The prices drew strong interest from buyers who placed than $2 billion in orders on the $332 million tranche. The maturities between 2017 and 2039 were six to 15 times oversubscribed and saw yield reductions of 10 to 13 basis points, market participants said.

On the taxable $87 million tranche, the nine-year maturity yielded of 4.83%, 285 basis points over comparable Treasuries. Ramirez & Co. Inc. was lead senior manager. The city’s taxable GO sale earlier this year paid nearly 500 basis points over Treasuries.

A week before the wastewater transaction Chicago sold $2 billion of O’Hare International general airport revenue bonds. The deal, mostly for refunding, was Chicago’s largest issue ever. The deal also benefitted from an upgrade and carried ratings ranging from the A-minus to the A-plus level.

The city said the deal was 5.4 times oversubscribed, drawing 220 buyers. The deal was bolstered by interest from 160 new investors in O’Hare debt and the refunding achieved better than expected present value savings of 12.6%.

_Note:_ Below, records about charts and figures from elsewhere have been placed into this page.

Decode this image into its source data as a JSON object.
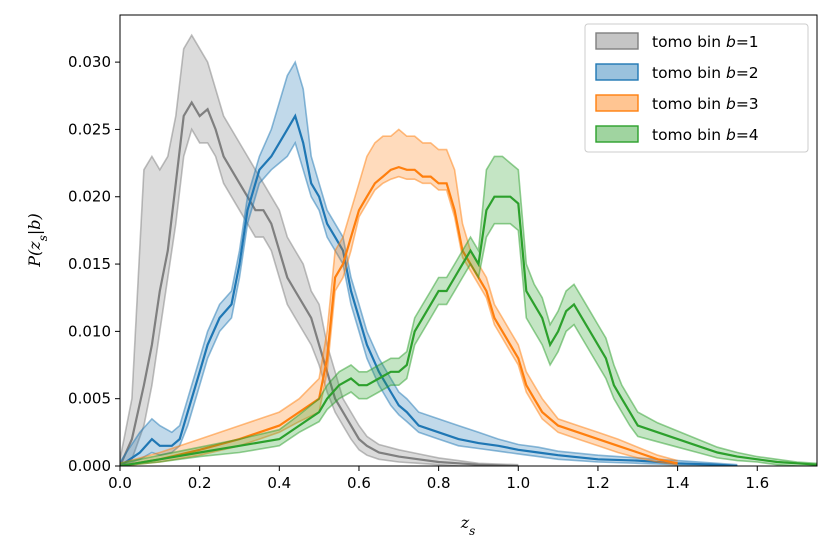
{
  "chart_data": {
    "type": "area",
    "xlabel": "z_s",
    "ylabel": "P(z_s|b)",
    "xlim": [
      0.0,
      1.75
    ],
    "ylim": [
      0.0,
      0.0335
    ],
    "xticks": [
      0.0,
      0.2,
      0.4,
      0.6,
      0.8,
      1.0,
      1.2,
      1.4,
      1.6
    ],
    "yticks": [
      0.0,
      0.005,
      0.01,
      0.015,
      0.02,
      0.025,
      0.03
    ],
    "xtick_labels": [
      "0.0",
      "0.2",
      "0.4",
      "0.6",
      "0.8",
      "1.0",
      "1.2",
      "1.4",
      "1.6"
    ],
    "ytick_labels": [
      "0.000",
      "0.005",
      "0.010",
      "0.015",
      "0.020",
      "0.025",
      "0.030"
    ],
    "legend_position": "top-right",
    "series": [
      {
        "name": "tomo bin b=1",
        "color": "#7f7f7f",
        "x": [
          0.0,
          0.03,
          0.06,
          0.08,
          0.1,
          0.12,
          0.14,
          0.16,
          0.18,
          0.2,
          0.22,
          0.24,
          0.26,
          0.28,
          0.3,
          0.32,
          0.34,
          0.36,
          0.38,
          0.4,
          0.42,
          0.44,
          0.46,
          0.48,
          0.5,
          0.52,
          0.54,
          0.56,
          0.58,
          0.6,
          0.62,
          0.65,
          0.7,
          0.75,
          0.8,
          0.85,
          0.9,
          1.0
        ],
        "mean": [
          0.0,
          0.002,
          0.006,
          0.009,
          0.013,
          0.016,
          0.021,
          0.026,
          0.027,
          0.026,
          0.0265,
          0.025,
          0.023,
          0.022,
          0.021,
          0.02,
          0.019,
          0.019,
          0.018,
          0.016,
          0.014,
          0.013,
          0.012,
          0.011,
          0.009,
          0.007,
          0.005,
          0.004,
          0.003,
          0.002,
          0.0015,
          0.001,
          0.0007,
          0.0005,
          0.0003,
          0.0002,
          0.0001,
          0.0
        ],
        "lower": [
          0.0,
          0.0005,
          0.003,
          0.006,
          0.01,
          0.014,
          0.018,
          0.023,
          0.025,
          0.024,
          0.024,
          0.023,
          0.021,
          0.02,
          0.019,
          0.018,
          0.017,
          0.017,
          0.016,
          0.014,
          0.012,
          0.011,
          0.01,
          0.009,
          0.0075,
          0.0055,
          0.004,
          0.003,
          0.002,
          0.0012,
          0.0008,
          0.0005,
          0.0003,
          0.0002,
          0.0001,
          0.0,
          0.0,
          0.0
        ],
        "upper": [
          0.0005,
          0.005,
          0.022,
          0.023,
          0.022,
          0.023,
          0.026,
          0.031,
          0.032,
          0.031,
          0.03,
          0.028,
          0.026,
          0.025,
          0.024,
          0.023,
          0.022,
          0.021,
          0.02,
          0.019,
          0.017,
          0.016,
          0.015,
          0.013,
          0.012,
          0.009,
          0.007,
          0.005,
          0.004,
          0.003,
          0.0022,
          0.0016,
          0.0012,
          0.0009,
          0.0006,
          0.0004,
          0.0002,
          0.0001
        ]
      },
      {
        "name": "tomo bin b=2",
        "color": "#1f77b4",
        "x": [
          0.0,
          0.05,
          0.08,
          0.1,
          0.13,
          0.15,
          0.17,
          0.2,
          0.22,
          0.25,
          0.28,
          0.3,
          0.32,
          0.35,
          0.38,
          0.4,
          0.42,
          0.44,
          0.46,
          0.48,
          0.5,
          0.52,
          0.54,
          0.56,
          0.58,
          0.6,
          0.62,
          0.65,
          0.68,
          0.7,
          0.72,
          0.75,
          0.8,
          0.85,
          0.9,
          0.95,
          1.0,
          1.05,
          1.1,
          1.2,
          1.3,
          1.4,
          1.5,
          1.55
        ],
        "mean": [
          0.0,
          0.001,
          0.002,
          0.0015,
          0.0015,
          0.002,
          0.004,
          0.007,
          0.009,
          0.011,
          0.012,
          0.015,
          0.019,
          0.022,
          0.023,
          0.024,
          0.025,
          0.026,
          0.024,
          0.021,
          0.02,
          0.018,
          0.017,
          0.016,
          0.013,
          0.011,
          0.009,
          0.007,
          0.0055,
          0.0045,
          0.004,
          0.003,
          0.0025,
          0.002,
          0.0017,
          0.0015,
          0.0012,
          0.001,
          0.0008,
          0.0005,
          0.0004,
          0.0002,
          0.0001,
          0.0
        ],
        "lower": [
          0.0,
          0.0005,
          0.001,
          0.0008,
          0.001,
          0.0015,
          0.003,
          0.006,
          0.008,
          0.01,
          0.011,
          0.014,
          0.018,
          0.021,
          0.022,
          0.0225,
          0.023,
          0.024,
          0.022,
          0.02,
          0.019,
          0.017,
          0.016,
          0.015,
          0.012,
          0.01,
          0.008,
          0.006,
          0.0045,
          0.0038,
          0.0033,
          0.0025,
          0.002,
          0.0015,
          0.0013,
          0.0011,
          0.0009,
          0.0007,
          0.0005,
          0.0003,
          0.0002,
          0.0001,
          0.0,
          0.0
        ],
        "upper": [
          0.0003,
          0.0025,
          0.0035,
          0.003,
          0.0025,
          0.003,
          0.005,
          0.008,
          0.01,
          0.012,
          0.013,
          0.016,
          0.02,
          0.023,
          0.025,
          0.027,
          0.029,
          0.03,
          0.028,
          0.023,
          0.021,
          0.019,
          0.018,
          0.017,
          0.014,
          0.012,
          0.01,
          0.008,
          0.0065,
          0.0055,
          0.005,
          0.004,
          0.0035,
          0.003,
          0.0025,
          0.002,
          0.0016,
          0.0014,
          0.0011,
          0.0008,
          0.0006,
          0.0004,
          0.0002,
          0.0001
        ]
      },
      {
        "name": "tomo bin b=3",
        "color": "#ff7f0e",
        "x": [
          0.0,
          0.1,
          0.2,
          0.3,
          0.35,
          0.4,
          0.45,
          0.5,
          0.52,
          0.54,
          0.56,
          0.58,
          0.6,
          0.62,
          0.64,
          0.66,
          0.68,
          0.7,
          0.72,
          0.74,
          0.76,
          0.78,
          0.8,
          0.82,
          0.84,
          0.86,
          0.88,
          0.9,
          0.92,
          0.94,
          0.96,
          0.98,
          1.0,
          1.02,
          1.04,
          1.06,
          1.1,
          1.15,
          1.2,
          1.25,
          1.3,
          1.35,
          1.4
        ],
        "mean": [
          0.0,
          0.0005,
          0.0012,
          0.002,
          0.0025,
          0.003,
          0.004,
          0.005,
          0.008,
          0.014,
          0.015,
          0.017,
          0.019,
          0.02,
          0.021,
          0.0215,
          0.022,
          0.0222,
          0.022,
          0.022,
          0.0215,
          0.0215,
          0.021,
          0.021,
          0.019,
          0.016,
          0.015,
          0.014,
          0.013,
          0.011,
          0.01,
          0.009,
          0.008,
          0.006,
          0.005,
          0.004,
          0.003,
          0.0025,
          0.002,
          0.0015,
          0.001,
          0.0005,
          0.0002
        ],
        "lower": [
          0.0,
          0.0003,
          0.0008,
          0.0015,
          0.002,
          0.0025,
          0.0033,
          0.004,
          0.007,
          0.013,
          0.014,
          0.016,
          0.0185,
          0.0195,
          0.0205,
          0.021,
          0.0213,
          0.0215,
          0.0213,
          0.0213,
          0.021,
          0.021,
          0.0205,
          0.0205,
          0.0185,
          0.0155,
          0.0145,
          0.0135,
          0.0125,
          0.0105,
          0.0095,
          0.0085,
          0.0075,
          0.0055,
          0.0045,
          0.0035,
          0.0025,
          0.002,
          0.0015,
          0.001,
          0.0006,
          0.0003,
          0.0001
        ],
        "upper": [
          0.0002,
          0.001,
          0.002,
          0.003,
          0.0035,
          0.004,
          0.005,
          0.0065,
          0.01,
          0.016,
          0.017,
          0.019,
          0.021,
          0.023,
          0.024,
          0.0245,
          0.0245,
          0.025,
          0.0245,
          0.0245,
          0.024,
          0.024,
          0.0235,
          0.0235,
          0.022,
          0.018,
          0.016,
          0.015,
          0.014,
          0.012,
          0.011,
          0.01,
          0.009,
          0.007,
          0.006,
          0.005,
          0.0035,
          0.003,
          0.0025,
          0.002,
          0.0014,
          0.0008,
          0.0004
        ]
      },
      {
        "name": "tomo bin b=4",
        "color": "#2ca02c",
        "x": [
          0.0,
          0.1,
          0.2,
          0.3,
          0.4,
          0.45,
          0.5,
          0.52,
          0.55,
          0.58,
          0.6,
          0.62,
          0.65,
          0.68,
          0.7,
          0.72,
          0.74,
          0.76,
          0.78,
          0.8,
          0.82,
          0.84,
          0.86,
          0.88,
          0.9,
          0.92,
          0.94,
          0.96,
          0.98,
          1.0,
          1.02,
          1.04,
          1.06,
          1.08,
          1.1,
          1.12,
          1.14,
          1.16,
          1.18,
          1.2,
          1.22,
          1.24,
          1.26,
          1.28,
          1.3,
          1.35,
          1.4,
          1.45,
          1.5,
          1.55,
          1.6,
          1.65,
          1.7,
          1.75
        ],
        "mean": [
          0.0,
          0.0005,
          0.001,
          0.0015,
          0.002,
          0.003,
          0.004,
          0.005,
          0.006,
          0.0065,
          0.006,
          0.006,
          0.0065,
          0.007,
          0.007,
          0.0075,
          0.01,
          0.011,
          0.012,
          0.013,
          0.013,
          0.014,
          0.015,
          0.016,
          0.015,
          0.019,
          0.02,
          0.02,
          0.02,
          0.0195,
          0.013,
          0.012,
          0.011,
          0.009,
          0.01,
          0.0115,
          0.012,
          0.011,
          0.01,
          0.009,
          0.008,
          0.006,
          0.005,
          0.004,
          0.003,
          0.0025,
          0.002,
          0.0015,
          0.001,
          0.0007,
          0.0005,
          0.0003,
          0.0002,
          0.0001
        ],
        "lower": [
          0.0,
          0.0003,
          0.0007,
          0.001,
          0.0015,
          0.0025,
          0.0033,
          0.0042,
          0.005,
          0.0055,
          0.005,
          0.005,
          0.0055,
          0.006,
          0.006,
          0.0065,
          0.009,
          0.01,
          0.011,
          0.012,
          0.012,
          0.013,
          0.014,
          0.015,
          0.014,
          0.017,
          0.018,
          0.018,
          0.018,
          0.0175,
          0.011,
          0.01,
          0.009,
          0.0075,
          0.0085,
          0.01,
          0.0105,
          0.0095,
          0.0085,
          0.0075,
          0.0065,
          0.005,
          0.004,
          0.003,
          0.0022,
          0.0018,
          0.0014,
          0.001,
          0.0006,
          0.0004,
          0.0003,
          0.0001,
          0.0,
          0.0
        ],
        "upper": [
          0.0002,
          0.0008,
          0.0014,
          0.002,
          0.0027,
          0.0038,
          0.005,
          0.006,
          0.007,
          0.0075,
          0.007,
          0.007,
          0.0075,
          0.008,
          0.008,
          0.0085,
          0.011,
          0.012,
          0.013,
          0.014,
          0.014,
          0.015,
          0.016,
          0.017,
          0.016,
          0.022,
          0.023,
          0.023,
          0.0225,
          0.022,
          0.015,
          0.0135,
          0.0125,
          0.0105,
          0.0115,
          0.013,
          0.0135,
          0.0125,
          0.0115,
          0.0105,
          0.0095,
          0.0075,
          0.006,
          0.005,
          0.004,
          0.0032,
          0.0026,
          0.002,
          0.0014,
          0.001,
          0.0007,
          0.0005,
          0.0003,
          0.0002
        ]
      }
    ]
  }
}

The top yield on a piece not subject to the alternative minimum tax landed at 4.24 percent on a 2040 term bond. The spread to MMD triple-A was 124 basis points with spreads on shorter maturities in the 90 basis point range. The spread to a single-A credit on the 2040 bond was 62 basis points. JPMorgan and Loop Capital Markets LLC were co-bookrunning senior managers.

Market participants said the airport paper paid a natural penalty for the Chicago name, its size, and the state’s woes, but described the pricing as “fair” and interest in the improving credit exceptionally strong. Battle said it’s difficult to compare the O’Hare results to the wastewater given the dramatically different size and structures.

Yields on O’Hare paper secondary have narrowed since its last sale two years ago reflecting in part the overall improved appeal of the sector which helped the transaction, market participants said.

Both the wastewater bonds and O’Hare debt are backed by enterprise system revenues with the airport enjoying stronger segregation from city finances as the use of revenues there are limited by federal rules.

On the wastewater credit, Fitch wrote in its recent report that while it views the potential for spillover of financial pressures to the city's utility funds as unlikely “severe liquidity stress within the non-enterprise funds (including the general fund) would likely pose the greatest threat to the utility.” The city has some flexibility to divert system resources.

The wastewater deal converted floating-rate paper to fixed to shed bank support and covered the cost of cancelling an associated interest rate swap, part of the city’s effort to deal with a potential $2.2 billion liquidity crisis as its credit deterioration triggered defaults and termination events on bank contracts.